Per chi accende la televisione dalla Moto3 non c’è niente di nuovo, in Qatar abbiamo visto il solito Pedro Acosta. Lo stesso vale per i pochi che, quattro anni fa, hanno seguito la Red Bull Rookies Cup. Eppure, lo ripete spesso anche Graziano Rossi, finché non vinci in MotoGP (che nel caso di Valentino era la 500 nel GP d’Inghilterra sotto il diluvio) qualcuno potrebbe continuare ad avere dei dubbi. Acosta quei dubbi li ha fugati a Valencia, quando si è messo a guidare la MotoGP come uno che non ha mai fatto altro in vita sua, si è ripetuto durante i test - a Sepang prima e in Qatar poi - e, nella prima gara della stagione, ha stupito per l’ennesima volta. Perché questa, in fin dei conti, è la costante con lui: Pedro va oltre le aspettative. Anche durante le interviste, quando alle domande risponde proprio come uno che ha tempo di inventarsi una risposta d’effetto, divertente, magari addirittura memorabile: “Non sono andato male”, ha detto a Sandro Donato Grosso per Sky dopo la sprint del sabato. “Sono arrivato alla prima curva e mi sono detto ‘che cazzo faccio?’. Mi si è bloccato l’abbassatore davanti, ecco perché le prime due curve sono state un po’ un disastro e mi ha passato Maverick. Ma è andata bene, è andata bene, perché avevamo il passo per superare Maverick e Jack, eravamo super vicini a Marquez. Ho pensato che la gara è andata bene perché nei primi tre giri ho preso tre secondi e mezzo, poi abbiamo finito a quattro secondi”.
Acosta, in quattro frasi, ha spiegato di aver preso quattro secondi di cui tre e mezzo principalmente dovuti a un problema meccanico.
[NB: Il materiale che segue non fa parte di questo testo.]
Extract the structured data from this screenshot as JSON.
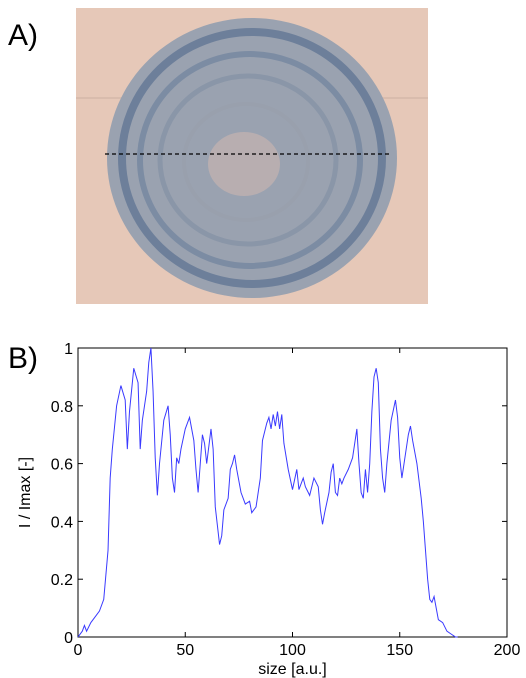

Davanti gli sono arrivati solo sette piloti, di cui uno con l’Aprilia, Aleix, uno con la KTM (Brad Binder) e cinque con una Ducati (le due Gresini, le due ufficiali e la Pramac di Martín). È poca gente. Il tutto, mantenendo l’ottava posizione guadagnata in qualifica, che significa avere visione di gara e non solo esplosività sul giro secco: “È andata benissimo, anche andare direttamente in Q2, cosa che in Moto2 a volte mi riusciva difficile. Andiamo a migliorare, penso che nella gara lunga potremo fare meglio anche nel primo giro, anche con un’altra mentalità: oggi tutti sono andati a fuoco dall’inizio, la domenica con un po’ più di calma all’inizio possiamo fare un po’ meglio”.
Quando gli chiedono se i test l’hanno aiutato, lui con una schiettezza disarmante risponde che in realtà sarà più che altro il contrario, perché lavorare sulla messa a punto è il suo grosso limite in questa MotoGP: “Sicuro fare i test qui in Qatar mi ha aiutato tanto, Portimão sarà il primo circuito in cui partiremo davvero da zero. È vero anche che con tutte le informazioni che abbiamo ricavato dai test e da questa gara possiamo arrivare anche più preparati sia di elettronica che di setting per il Portogallo. Setting ed elettronica per ora sono i nostri punti deboli, perdiamo tanto tempo a sistemarli per il mio stile. Ma penso che con tutte le informazioni che stiamo raccogliendo si potrà fare un bello step”.
Infine, la perla che chiude il collegamento: “La cosa che mi ha impressionato di più rispetto alla Moto2? Alla fine, quando metti il launch control e vedi che hai Pecco Bagnaia davanti, Marquez a destra, Binder davanti… Ti dici cazzo. Ma che cazzo ci faccio io qua”.
Se volete fare un investimento emotivo su di un pilota da tifare per i prossimi dieci o quindici anni e trovarvi dalla parte di chi vince, Pedro Acosta è la miglior scelta che possiate fare. La grossa domanda adesso è un'altra: quanto sarà riuscito a stupire a fine anno? Perché un titolo all'esordio sembra impossibile, eppure si diceva lo stesso di Marc Marquez nel 2013.